Who will be occupying the C-Suite within the next five years? Will the C-suite even be as relevant in the next five years? As many managers and executives push past 65 years of age over the next few years, many leadership roles will be up for grabs. This raises the question: how can an aspiring leader of executive prepare for the economic and technological shifts ahead?
Many up-and-coming professionals don’t see opportunities in transformational type roles, such as chief transformation officer and chief diversity officer, one survey shows. The survey of 1,000 emerging business leaders between the ages of 25 and 45, published by West Monroe, finds roles that are seen as having the most career potential are those influenced by artificial intelligence and advanced analytics — chief AI officer (40%) and chief data officer (11%).
Interestingly, the role of chief digital officer was both likely to disappear and grow in importance over the next five years, suggesting the mixed reception this role is getting.
To qualify the implication’s of these results, the survey’s authors state they “don’t believe these choices mean the next generation of C-suite leaders will stop transforming their organizations — or no longer care about diversity. Rather, it’s more likely these roles will be baked into everyone’s jobs.
The bottom line is artificial, analytics, data, and associated initiatives are dominating organizational mandates, and therefore the composition of leadership roles. “Organizations are still developing and refining their use cases for AI, but there is near-universal agreement that this is not a flash-in-the-pan technology,” the West Monroe authors state.
Perhaps another lesson drawn from this study is leadership roles can no longer be boxed into specific domains. But, there is one focus every leadership or executive role needs to have: an almost obsessive commitment to the customer, and employing the tools, technological and otherwise, to deliver superior lifetime customer experience.
Leaders and executives need to “think like disruptors” — and that means all attention on the customer, at all times, Nathan Furr and Kunal Chakraborty, write in Harvard Business Review. The customer experience “is the North Star that should guide all of your data, AI, and digital initiatives,” Furr and Chakraborty point out. “All of these should align around a vision for your future customer experience, and you need to map out the small steps that are necessary to make that experience a reality.”
This is realized by using data, AI, and digital engineering “to identify which existing customers are most valuable, understand their journeys, pain points and needs in new ways, and then create growth by solving the pain points and unmet needs and capturing repeat business with these customers,” they urge.
If everyone is to assume transformational roles in the near future (instead of a singular chief transformation officer mentioned in the above-mentioned West Monroe survey), they have one clear mandate: promoting growth as a digital enterprise by shifting the customer focus “from transactions to lasting relationships.”
Experiment, test, and leverage AI and advanced analytics to move forward, they also urged. “AI is simply a tool for understanding patterns in data and making educated predictions out of it. It can help you identify patterns from the past and predict possible customer actions in the future.”

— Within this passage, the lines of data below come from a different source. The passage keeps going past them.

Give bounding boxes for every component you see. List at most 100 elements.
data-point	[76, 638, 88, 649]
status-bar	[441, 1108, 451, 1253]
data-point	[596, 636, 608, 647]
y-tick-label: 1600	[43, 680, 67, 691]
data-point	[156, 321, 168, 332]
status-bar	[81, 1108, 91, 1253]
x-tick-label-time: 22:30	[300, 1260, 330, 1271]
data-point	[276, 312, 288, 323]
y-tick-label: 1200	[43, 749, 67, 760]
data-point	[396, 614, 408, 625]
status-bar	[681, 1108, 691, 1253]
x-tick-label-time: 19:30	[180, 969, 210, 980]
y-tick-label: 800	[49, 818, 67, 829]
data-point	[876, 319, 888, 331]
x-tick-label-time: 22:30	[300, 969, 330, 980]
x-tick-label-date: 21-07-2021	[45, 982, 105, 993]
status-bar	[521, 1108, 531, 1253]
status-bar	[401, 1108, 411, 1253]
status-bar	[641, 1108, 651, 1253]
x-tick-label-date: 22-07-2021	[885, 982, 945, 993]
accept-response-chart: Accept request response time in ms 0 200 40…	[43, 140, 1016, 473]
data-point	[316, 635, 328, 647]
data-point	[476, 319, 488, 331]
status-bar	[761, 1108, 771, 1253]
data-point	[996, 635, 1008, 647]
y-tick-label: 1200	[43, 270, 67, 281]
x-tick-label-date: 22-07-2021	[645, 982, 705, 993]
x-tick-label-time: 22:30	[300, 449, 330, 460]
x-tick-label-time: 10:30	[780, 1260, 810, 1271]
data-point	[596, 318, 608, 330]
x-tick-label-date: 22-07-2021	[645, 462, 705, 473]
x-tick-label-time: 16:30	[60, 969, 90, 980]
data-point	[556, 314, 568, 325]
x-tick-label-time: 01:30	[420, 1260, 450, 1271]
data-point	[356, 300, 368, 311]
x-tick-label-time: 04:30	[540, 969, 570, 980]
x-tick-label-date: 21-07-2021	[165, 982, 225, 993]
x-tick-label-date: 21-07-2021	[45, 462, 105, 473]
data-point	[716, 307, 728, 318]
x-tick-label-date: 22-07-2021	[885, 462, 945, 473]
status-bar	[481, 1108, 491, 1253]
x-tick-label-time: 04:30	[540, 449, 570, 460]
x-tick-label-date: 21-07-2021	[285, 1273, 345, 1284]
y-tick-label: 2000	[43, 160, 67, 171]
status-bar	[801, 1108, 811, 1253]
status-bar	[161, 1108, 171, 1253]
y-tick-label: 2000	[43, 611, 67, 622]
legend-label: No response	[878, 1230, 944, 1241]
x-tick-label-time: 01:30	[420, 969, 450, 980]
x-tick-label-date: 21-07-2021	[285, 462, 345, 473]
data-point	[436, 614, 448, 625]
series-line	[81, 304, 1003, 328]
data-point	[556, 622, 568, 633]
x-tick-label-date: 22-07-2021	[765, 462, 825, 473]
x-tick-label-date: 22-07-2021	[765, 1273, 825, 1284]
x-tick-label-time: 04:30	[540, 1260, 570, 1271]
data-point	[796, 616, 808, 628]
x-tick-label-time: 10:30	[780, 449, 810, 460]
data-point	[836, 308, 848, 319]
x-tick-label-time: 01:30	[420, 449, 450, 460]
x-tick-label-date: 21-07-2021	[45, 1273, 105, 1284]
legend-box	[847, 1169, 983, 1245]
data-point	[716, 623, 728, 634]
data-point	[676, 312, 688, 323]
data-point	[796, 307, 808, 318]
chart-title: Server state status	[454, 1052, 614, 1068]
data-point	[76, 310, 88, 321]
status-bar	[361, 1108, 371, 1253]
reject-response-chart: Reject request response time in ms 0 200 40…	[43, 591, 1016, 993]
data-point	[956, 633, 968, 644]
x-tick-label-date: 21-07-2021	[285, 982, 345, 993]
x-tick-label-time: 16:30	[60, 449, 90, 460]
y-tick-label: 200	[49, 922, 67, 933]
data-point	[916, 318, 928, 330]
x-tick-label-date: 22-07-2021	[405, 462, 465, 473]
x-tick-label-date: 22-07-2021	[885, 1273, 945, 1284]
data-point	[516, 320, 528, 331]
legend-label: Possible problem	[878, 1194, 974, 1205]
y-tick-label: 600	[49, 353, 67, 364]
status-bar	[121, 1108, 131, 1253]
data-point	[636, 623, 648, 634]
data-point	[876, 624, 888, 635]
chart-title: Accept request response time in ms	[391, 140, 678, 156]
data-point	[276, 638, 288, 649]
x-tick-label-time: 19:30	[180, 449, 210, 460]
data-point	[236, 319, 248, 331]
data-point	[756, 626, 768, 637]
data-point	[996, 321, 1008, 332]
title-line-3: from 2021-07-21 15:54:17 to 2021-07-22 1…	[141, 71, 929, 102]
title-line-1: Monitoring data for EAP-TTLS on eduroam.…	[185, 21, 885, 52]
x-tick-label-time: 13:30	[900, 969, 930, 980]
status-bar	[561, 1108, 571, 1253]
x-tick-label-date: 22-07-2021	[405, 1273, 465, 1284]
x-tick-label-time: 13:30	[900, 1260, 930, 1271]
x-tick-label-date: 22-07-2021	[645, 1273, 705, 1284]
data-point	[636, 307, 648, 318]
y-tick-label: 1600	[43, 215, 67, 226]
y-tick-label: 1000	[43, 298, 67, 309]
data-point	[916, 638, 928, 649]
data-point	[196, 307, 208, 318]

These efforts will be facilitated by an “‘electronic brain’ that creates a dynamic picture of each customer and stitches all the interactions you have into one customer 360 record that auto-updates,” they add. “This electronic brain then fires specific instructions to downstream marketing, sales, and service channels.”
“We can expect generative AI will be infused throughout the workflow of every role to accelerate the creation of products across business domains – this will only be limited by imagination and constrained by technical debt and legacy thinking,” says Sumeet Arora, chief development officer for ThoughtSpot.
“In a world where gen AI enables natural language processing and self-service analytics that empower data analysts, business users, and all non-technical users, the digital skills gap is substantially narrowed,” Arora adds.
“Now, business users from C-suite to the frontline can interact with data, self-service and express business questions in natural language,” he states. “AI increases the speed of action, empowering a broader audience to make data-driven decisions, ultimately leading to a strong data culture.”
Connecting data and technology to delivering superior customer experience is the key to leading organizations into the 2030s.